One hundred patients were anticipated but 350 made appointments instantly with Lompoc Health when they were called by a nurse and offered a spot at Wednesday’s COVID vaccination clinic.
Lompoc Health, the clinic portion of Lompoc Valley Medical Center, is the first in Santa Barbara County to offer a vaccine against COVID-19 to the general public, albeit to the public who are their patients over the age of 75.
“It went very smoothly. People were so eager to get the vaccine,” said Nora Wallace, spokesperson for the hospital. “One of our volunteers clapped and I saw another get teary-eyed, they were so relieved to get the vaccine.” The hospital had finished the first round of vaccines for its medical staff on Monday and still had the Moderna vaccine to spare; they decided to start vaccinating their elderly patients.
Patients did not need to call their physician, Wallace said. Medical assistants are calling all the Lompoc Health patients age 75 and over to let them know the vaccine is available, and they began booking time slots as of yesterday. The line hopscotched down the hallway as people stood on squares spaced six feet apart to wait their turn. In the hospital cafeteria, five stations were set up, but at one point the nurses moved into the waiting area to dispense the vaccine, Wallace said, to keep the flow of people moving. The clinic would continue as long as the allocation was available, she said.
In the South County, health-care workers will be able to go to the new Cottage Health drive-through vaccine site in Goleta starting Friday, also by appointment only. Set up to to push progress in the current vaccination group — medical workers — and be able to move on to the public, the drive-up clinic is open on Friday and Saturday, January 15-16, in the parking lot across from its Goleta Valley hospital from 8:30 a.m. to 4:30 p.m. on both days.
The anti-COVID inoculations for the rest of us are estimated to begin in early February, but the first tier has recently dropped to 65 years of age and older. It’s likely Cottage’s drive-up location will continue to provide vaccinations once they become available to all.
To sign up for the new drive-through, health-care workers must first go to the Cottage COVID website to double-check their eligibility and sign up for an appointment. Eligible are those who have face-to-face contact with patients — not those working remotely — and live or work in Santa Barbara County in acute care, psychiatric and correctional facility hospitals, skilled nursing facilities, assisted living facilities, paramedics, EMTs, emergency medical services, dialysis centers, home health care and in-home supportive services, community health workers such as promotoras, primary care clinics, urgent care clinics, specialty clinics, laboratory workers, dental and other oral health clinics, and pharmacy staff. In other words, all the health-care workers in Phase 1A, Tiers 1, 2, and 3 who are listed at the county’s Public Health website.

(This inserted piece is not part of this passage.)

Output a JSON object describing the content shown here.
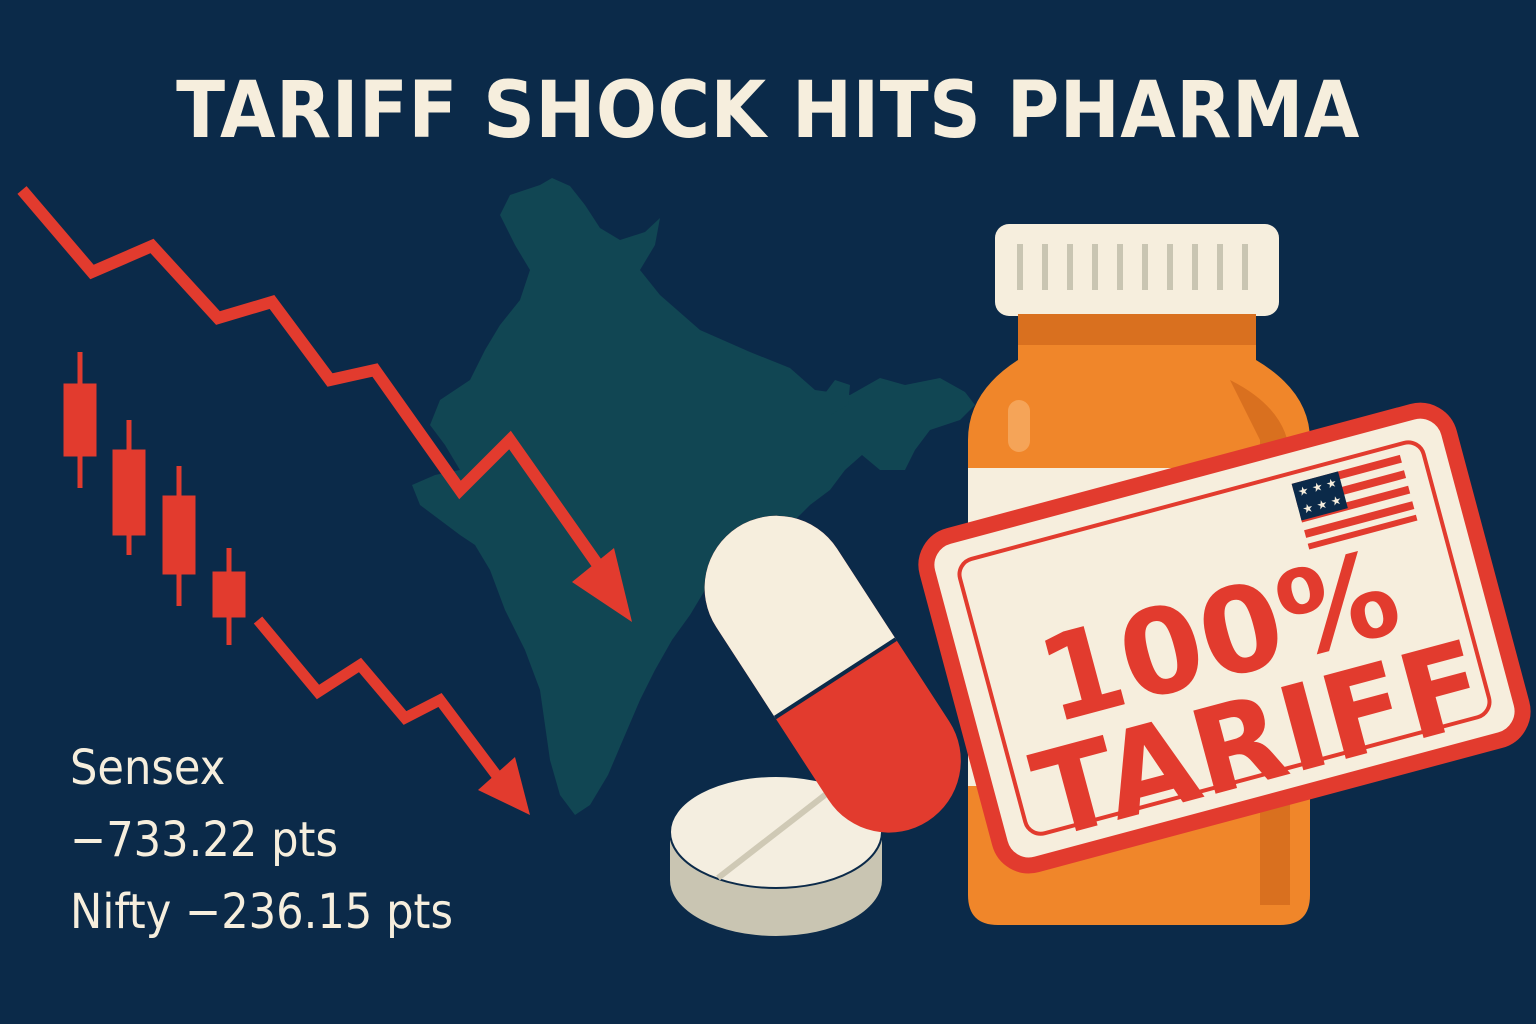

At the drive-through, Cottage will require proof of health-care worker status, a valid ID card, and an insurance card. After vaccination, patients are asked to stay for 15 minutes to ensure no allergic reaction will develop.
Public Health’s website also carries scheduling links for the first phase of inoculations at Public Health facilities and through pharmacies. All vaccinations are by appointment only and will only be provided to those in Phase 1A.
Once Phase 1A is completed, the county will move to Phase 1B, which now starts at age 65 and older. It had previously been age 75 and older, but the state announced the change on January 13. More than 40 community health centers, pharmacies, and private providers have signed up to give vaccinations, though they are concentrating on health-care workers currently, said Jackie Ruiz, county Public Health spokesperson. The estimated date to begin Phase 1B in Santa Barbara County currently remains early February.
Even after receiving both doses of the vaccine, Cottage Health states COVID safety precautions are still critical. It takes several weeks for immunity to develop. Wearing masks, washing hands, and avoiding crowds continue to be important post-vaccine. Further, whether people who’ve been vaccinated can transmit the virus to others is unknown; all precautions remain necessary.